Les personnes de 50 ans et plus apparaissent particulièrement attachées à la diversité des paysages français. Parmi elles, 60 % estiment qu’il n’est pas nécessaire de partir à l’étranger pour découvrir des environnements variés.

Cette proportion tombe à 39 % chez les moins de 35 ans.

À l’inverse, les considérations économiques occupent une place plus importante parmi les jeunes générations. La moitié des moins de 35 ans, soit 50 %, déclare privilégier la France pour des raisons liées aux économies pouvant être réalisées. Cette proportion s’établit à 33 % parmi les personnes âgées de 35 ans et plus.

Le choix d’une destination française ne répond donc pas nécessairement aux mêmes motivations selon les générations. Pour les plus âgés, la diversité du territoire constitue davantage un argument en soi. Chez les plus jeunes, le budget joue un rôle plus important.

Le trajet devient une composante à part entière des vacances

Au-delà des choix de destination, l’étude révèle surtout que la frontière entre le quotidien et les vacances se situe de plus en plus au moment du départ.

Le fait que 45 % des Français considèrent leurs vacances commencées dès qu’ils quittent leur domicile montre que le déplacement n’est plus seulement envisagé comme une étape permettant de rejoindre un lieu de séjour.

Le trajet lui-même devient une partie de l’expérience.

Dans ce contexte, la voiture conserve un rôle important, notamment lorsqu’il s’agit de multiplier les déplacements, d’explorer des territoires ruraux ou côtiers ou d’organiser des vacances itinérantes.

Pour autant, cette liberté de déplacement s’accompagne aussi de contraintes très concrètes, à commencer par les embouteillages, les erreurs d’itinéraire et les petits désaccords à bord.

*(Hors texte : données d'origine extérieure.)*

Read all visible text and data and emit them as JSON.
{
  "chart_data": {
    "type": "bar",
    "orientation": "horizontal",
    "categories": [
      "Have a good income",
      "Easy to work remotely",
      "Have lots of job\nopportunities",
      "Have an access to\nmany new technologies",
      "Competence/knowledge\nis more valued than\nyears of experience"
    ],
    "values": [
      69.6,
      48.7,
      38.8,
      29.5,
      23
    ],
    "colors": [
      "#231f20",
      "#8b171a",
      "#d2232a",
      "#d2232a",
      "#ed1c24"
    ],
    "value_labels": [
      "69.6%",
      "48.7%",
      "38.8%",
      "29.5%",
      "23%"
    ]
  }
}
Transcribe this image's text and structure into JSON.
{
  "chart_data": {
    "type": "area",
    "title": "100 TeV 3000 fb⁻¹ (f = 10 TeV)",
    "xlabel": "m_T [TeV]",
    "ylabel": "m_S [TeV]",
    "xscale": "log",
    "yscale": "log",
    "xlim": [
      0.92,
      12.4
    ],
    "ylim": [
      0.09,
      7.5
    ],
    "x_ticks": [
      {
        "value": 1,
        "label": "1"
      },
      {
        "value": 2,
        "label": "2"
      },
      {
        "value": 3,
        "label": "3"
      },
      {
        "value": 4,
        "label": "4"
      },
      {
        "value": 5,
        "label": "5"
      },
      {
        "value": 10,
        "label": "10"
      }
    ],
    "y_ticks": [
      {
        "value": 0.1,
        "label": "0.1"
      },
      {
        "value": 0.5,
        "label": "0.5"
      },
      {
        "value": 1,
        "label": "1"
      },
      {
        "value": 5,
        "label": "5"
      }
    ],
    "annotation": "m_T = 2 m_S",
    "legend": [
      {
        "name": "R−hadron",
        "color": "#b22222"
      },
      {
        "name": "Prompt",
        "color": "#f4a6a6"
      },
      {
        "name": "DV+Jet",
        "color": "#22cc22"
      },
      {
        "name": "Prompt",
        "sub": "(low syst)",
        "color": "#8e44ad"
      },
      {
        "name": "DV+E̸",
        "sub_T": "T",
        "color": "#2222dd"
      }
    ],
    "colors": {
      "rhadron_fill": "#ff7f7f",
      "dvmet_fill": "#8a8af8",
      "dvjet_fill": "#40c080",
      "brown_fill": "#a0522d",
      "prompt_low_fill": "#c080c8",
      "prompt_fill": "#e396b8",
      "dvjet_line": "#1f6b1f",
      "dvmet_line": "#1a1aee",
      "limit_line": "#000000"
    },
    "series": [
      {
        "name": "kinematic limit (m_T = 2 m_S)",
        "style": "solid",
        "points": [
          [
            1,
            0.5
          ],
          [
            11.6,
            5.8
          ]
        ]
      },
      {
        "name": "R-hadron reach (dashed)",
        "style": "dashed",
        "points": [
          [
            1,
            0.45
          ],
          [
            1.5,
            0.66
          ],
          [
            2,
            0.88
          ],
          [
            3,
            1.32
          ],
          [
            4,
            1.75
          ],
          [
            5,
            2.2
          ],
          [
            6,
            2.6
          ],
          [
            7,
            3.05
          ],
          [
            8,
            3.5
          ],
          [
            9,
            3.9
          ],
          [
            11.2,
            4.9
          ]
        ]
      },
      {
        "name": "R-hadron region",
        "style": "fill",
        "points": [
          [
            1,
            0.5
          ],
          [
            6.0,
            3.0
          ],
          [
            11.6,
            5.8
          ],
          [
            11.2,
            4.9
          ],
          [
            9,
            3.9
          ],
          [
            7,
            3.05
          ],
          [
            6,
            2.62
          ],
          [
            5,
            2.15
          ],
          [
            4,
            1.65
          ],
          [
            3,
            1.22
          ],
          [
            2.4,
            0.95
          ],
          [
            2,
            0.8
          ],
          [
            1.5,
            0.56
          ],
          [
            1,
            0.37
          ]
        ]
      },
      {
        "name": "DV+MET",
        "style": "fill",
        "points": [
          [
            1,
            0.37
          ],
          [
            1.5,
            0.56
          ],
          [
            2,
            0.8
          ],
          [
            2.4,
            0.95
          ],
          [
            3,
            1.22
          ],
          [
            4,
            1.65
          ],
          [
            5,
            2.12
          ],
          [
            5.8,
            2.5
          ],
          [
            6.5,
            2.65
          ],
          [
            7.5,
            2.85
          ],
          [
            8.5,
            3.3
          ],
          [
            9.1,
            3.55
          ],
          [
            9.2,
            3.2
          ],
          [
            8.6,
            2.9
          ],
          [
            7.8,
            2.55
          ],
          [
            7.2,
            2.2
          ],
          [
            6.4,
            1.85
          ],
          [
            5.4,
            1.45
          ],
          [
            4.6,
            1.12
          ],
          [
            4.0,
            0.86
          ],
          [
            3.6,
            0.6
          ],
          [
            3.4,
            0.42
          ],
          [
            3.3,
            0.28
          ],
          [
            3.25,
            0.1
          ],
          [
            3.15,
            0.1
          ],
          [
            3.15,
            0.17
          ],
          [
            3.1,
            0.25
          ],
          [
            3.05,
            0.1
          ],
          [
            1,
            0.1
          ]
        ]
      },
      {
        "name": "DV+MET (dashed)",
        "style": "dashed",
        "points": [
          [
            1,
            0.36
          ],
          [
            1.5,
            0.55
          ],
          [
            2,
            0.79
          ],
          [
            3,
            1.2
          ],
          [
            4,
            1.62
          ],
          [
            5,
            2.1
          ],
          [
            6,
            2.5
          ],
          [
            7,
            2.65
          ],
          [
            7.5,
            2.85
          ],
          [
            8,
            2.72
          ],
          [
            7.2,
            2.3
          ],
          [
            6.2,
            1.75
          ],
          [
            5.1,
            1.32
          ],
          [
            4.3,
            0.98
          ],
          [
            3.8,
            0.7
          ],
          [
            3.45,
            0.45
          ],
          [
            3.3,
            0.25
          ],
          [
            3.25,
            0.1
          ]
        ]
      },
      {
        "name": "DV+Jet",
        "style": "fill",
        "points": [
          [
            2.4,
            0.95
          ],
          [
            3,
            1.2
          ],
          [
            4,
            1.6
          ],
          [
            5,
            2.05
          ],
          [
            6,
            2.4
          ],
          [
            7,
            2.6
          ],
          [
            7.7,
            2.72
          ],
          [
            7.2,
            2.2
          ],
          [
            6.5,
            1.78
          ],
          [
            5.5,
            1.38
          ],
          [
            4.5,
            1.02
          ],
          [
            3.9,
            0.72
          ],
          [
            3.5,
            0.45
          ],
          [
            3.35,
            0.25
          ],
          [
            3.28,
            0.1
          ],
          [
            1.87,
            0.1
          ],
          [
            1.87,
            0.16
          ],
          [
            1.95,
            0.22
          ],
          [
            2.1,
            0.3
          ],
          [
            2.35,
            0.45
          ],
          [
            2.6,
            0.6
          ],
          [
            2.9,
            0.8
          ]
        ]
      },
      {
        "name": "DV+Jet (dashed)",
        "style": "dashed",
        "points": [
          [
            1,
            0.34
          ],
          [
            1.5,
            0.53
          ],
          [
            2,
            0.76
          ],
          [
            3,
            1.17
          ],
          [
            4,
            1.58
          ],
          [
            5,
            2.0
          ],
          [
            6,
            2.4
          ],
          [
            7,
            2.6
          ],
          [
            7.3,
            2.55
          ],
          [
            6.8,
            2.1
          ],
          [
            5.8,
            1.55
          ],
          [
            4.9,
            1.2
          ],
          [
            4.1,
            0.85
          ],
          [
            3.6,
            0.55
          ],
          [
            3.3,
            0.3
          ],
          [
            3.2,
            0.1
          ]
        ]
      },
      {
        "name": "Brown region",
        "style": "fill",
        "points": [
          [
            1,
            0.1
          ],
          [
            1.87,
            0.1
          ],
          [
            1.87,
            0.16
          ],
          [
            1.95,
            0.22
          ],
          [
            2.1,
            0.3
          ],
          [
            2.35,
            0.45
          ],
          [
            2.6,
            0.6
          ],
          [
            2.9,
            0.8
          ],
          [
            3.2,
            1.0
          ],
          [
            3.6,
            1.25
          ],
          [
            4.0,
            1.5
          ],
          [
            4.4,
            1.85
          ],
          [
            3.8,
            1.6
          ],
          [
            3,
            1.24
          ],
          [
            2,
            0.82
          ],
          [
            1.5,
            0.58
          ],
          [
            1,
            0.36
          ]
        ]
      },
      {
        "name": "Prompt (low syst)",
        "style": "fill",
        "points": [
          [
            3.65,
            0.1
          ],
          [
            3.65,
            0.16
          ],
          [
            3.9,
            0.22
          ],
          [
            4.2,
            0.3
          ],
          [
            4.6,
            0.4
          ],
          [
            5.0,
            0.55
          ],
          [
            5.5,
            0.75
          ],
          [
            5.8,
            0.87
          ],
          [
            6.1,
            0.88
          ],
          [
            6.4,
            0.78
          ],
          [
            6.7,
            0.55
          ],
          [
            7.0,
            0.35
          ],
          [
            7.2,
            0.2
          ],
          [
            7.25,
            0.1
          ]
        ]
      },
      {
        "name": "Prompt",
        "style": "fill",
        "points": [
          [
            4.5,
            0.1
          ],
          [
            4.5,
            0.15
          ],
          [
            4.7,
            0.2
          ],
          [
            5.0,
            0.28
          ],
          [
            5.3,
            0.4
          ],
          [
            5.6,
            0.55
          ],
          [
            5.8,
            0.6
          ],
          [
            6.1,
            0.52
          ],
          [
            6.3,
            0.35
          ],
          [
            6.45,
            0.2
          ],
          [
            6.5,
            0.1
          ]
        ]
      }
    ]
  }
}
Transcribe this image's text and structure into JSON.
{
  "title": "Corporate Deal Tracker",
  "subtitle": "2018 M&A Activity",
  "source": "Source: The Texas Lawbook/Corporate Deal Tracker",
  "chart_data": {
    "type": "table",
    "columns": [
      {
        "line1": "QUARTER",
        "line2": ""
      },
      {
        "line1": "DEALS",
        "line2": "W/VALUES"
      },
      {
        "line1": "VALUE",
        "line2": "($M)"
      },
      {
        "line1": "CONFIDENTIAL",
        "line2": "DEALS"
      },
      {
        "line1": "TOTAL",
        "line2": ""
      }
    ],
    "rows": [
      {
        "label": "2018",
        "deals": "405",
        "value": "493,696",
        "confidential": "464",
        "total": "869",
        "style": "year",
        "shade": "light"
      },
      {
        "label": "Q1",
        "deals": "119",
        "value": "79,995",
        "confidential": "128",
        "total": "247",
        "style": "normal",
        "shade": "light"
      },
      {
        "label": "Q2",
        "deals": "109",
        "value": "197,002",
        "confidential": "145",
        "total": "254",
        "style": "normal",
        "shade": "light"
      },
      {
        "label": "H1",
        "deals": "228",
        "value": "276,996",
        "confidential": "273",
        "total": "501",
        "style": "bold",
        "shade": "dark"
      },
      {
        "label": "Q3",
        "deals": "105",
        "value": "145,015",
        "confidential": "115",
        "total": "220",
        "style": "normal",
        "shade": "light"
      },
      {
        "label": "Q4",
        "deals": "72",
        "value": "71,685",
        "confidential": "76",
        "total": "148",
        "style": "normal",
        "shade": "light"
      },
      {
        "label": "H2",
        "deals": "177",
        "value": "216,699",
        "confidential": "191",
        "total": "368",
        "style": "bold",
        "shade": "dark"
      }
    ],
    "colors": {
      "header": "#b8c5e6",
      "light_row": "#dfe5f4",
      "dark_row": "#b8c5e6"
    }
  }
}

L’été 2026 dessine ainsi une conception des vacances dans laquelle le départ compte presque autant que la destination. Pour une part importante des Français, il suffit désormais de fermer la porte de chez soi pour avoir le sentiment que les vacances ont véritablement commencé.

Méthodologie : Sondage OpinionWay réalisé pour Enterprise Mobility auprès d’un échantillon de 1 028 personnes représentatif de la population française âgée de 18 ans et plus, constitué selon la méthode des quotas. Les interviews ont été réalisées en ligne les 27 et 28 mai 2026.